Por LUSA
O sociólogo e ex-governante guineense Huco Monteiro considera que a Guiné-Bissau continua “à procura de um caminho de reconciliação” e de um projeto comum que mobilize para a construção da pátria sonhada por Amílcar Cabral.
“Amílcar Cabral prometia uma pátria de paz e progresso, uma pátria próspera onde as populações vivessem bem”, disse, em entrevista à Lusa, 50 anos após a proclamação da independência (24 de setembro de 1973) e do seu reconhecimento por Portugal (10 de setembro de 1974).
Esse projeto implica “que a escola que funciona é de qualidade, é ter acesso à saúde, o que implica ter centros de saúde, programas de saúde, acesso a vacinação, combate ao paludismo, etc., e ter boas estradas, conectividade do país, a melhoria da produção agrícola, a transformação do país”, declarou.
João José Silva Monteiro (Huco Monteiro) é presidente da universidade privada Colinas do Boé, depois de ter exercido funções governamentais (foi ministro da Educação e dos Negócios Estrangeiros) e em organizações internacionais (foi Comissário para os Recursos Humanos da Comunidade Económica dos Estados da África Ocidental, CEDEAO), tendo hoje um olhar crítico do percurso feito nos últimos 50 anos.

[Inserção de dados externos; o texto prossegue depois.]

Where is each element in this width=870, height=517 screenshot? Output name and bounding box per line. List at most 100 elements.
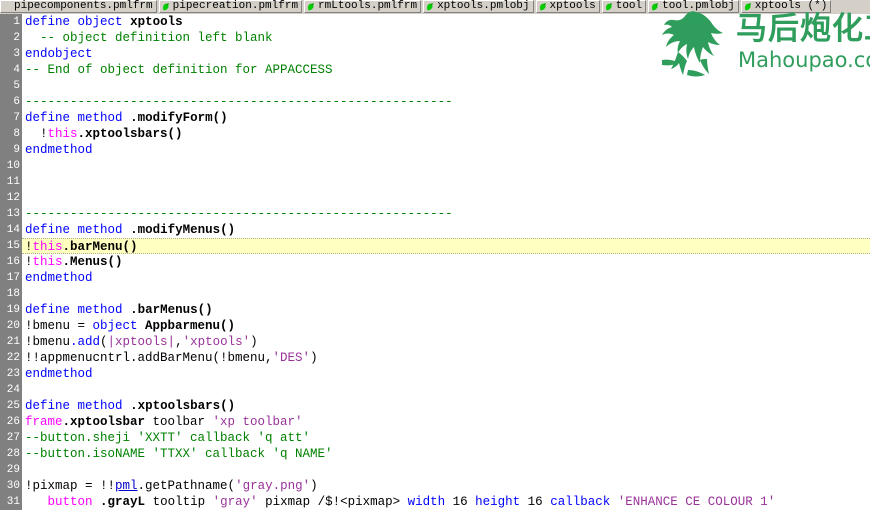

“Essa parte de transformação do país iniciámos em 74, quando assumimos a independência totalmente. Foi um período paradoxal. Por um lado, muito empreendimento, uma agenda transformadora e, por outro lado, aquele vício, aquela tara da violência que veio estragar tudo”, afirmou.
“Nós que tomámos o poder fomos muito violentos em relação àqueles que, por alguma razão, real ou imaginária, pensávamos que estavam com os portugueses, defenderam os portugueses, (tinham) massacrado as populações”, salientou.
Para o sociólogo, lamentavelmente, esse percurso perdurou, com cada grupo que chega ao poder a exercer violência contra outro grupo.
“Enfim, estamos à procura de um caminho de reconciliação, de coligir todas as forças, energias e competências disponíveis, ter um projeto comum que nos irmane, que nos mobilize para a construção daquilo que Amílcar Cabral prometia, que era uma pátria de paz e progresso, uma pátria próspera onde as populações vivessem bem”, considerou.
Para Huco Monteiro, a Guiné-Bissau está hoje “a pagar pela impreparação para a independência” tal como aconteceu, sem a ligação a Cabo Verde, pois ambos se compensavam.
“Costumo dizer que a verdadeira pátria de Cabral é Cabo Verde, porque foi em Cabo Verde que se materializou o sonho de Amílcar Cabral”, disse, lembrando que aquele país estava melhor preparado, até pelo acesso ao ensino (o primeiro liceu de Bissau data de 1943).
Numa sociedade colonial “muito estratificada”, com os guineenses rotulados de indígenas, deixando “a maior parte da população sem direitos nenhuns” e sujeita “ao trabalho forçado, a arbitrariedades de toda a espécie”, a rebeldia foi natural, sublinhou.
“Sim, éramos terroristas, porque tínhamos de nos rebelar contra a situação de violência colonial que nós vivíamos”, recordou, salientando que o 25 de Abril representou, em primeiro lugar, o fim da guerra, que trouxe “muito sofrimento a ambas as partes”.
Depois, foi a abertura para a independência e a liberdade coletiva, pois a individual tem “ainda muito caminho para andar”, fruto de Governos que “têm dificuldade em lidar com a liberdade de opinião, os direitos humanos, etc.”, frisou.
Foi, ainda, a abertura do direito à educação para todos os guineenses, sem atender às condições económicas, origem social, credo religioso.
“Nesse aspeto foi bastante positivo e é também o período de inauguração de uma nova maneira de os guineenses lidarem com os portugueses. O fim do ódio”, mesmo se com alguns resquícios, salientou.
“O Estado que construímos nos primeiros anos era um Estado melhor”, na atenção às questões sociais, “mas muito violento, nomeadamente em relação àqueles que eram rotulados de alguma ligação com o poder colonial”, acentuou.
“É impensável nos anos 75, 76, 77 acontecer o que vimos nos últimos anos. Ter a escola primária fechada durante meses? Éramos até capazes de ir prender os professores e obrigá-los a trabalhar, mas deixar crianças durante meses sem escola ou ter escolas que funcionam durante três meses e no final do ano os alunos obtêm uma passagem administrativa, isso é um desinvestimento no futuro, é enganar as pessoas”, lamentou.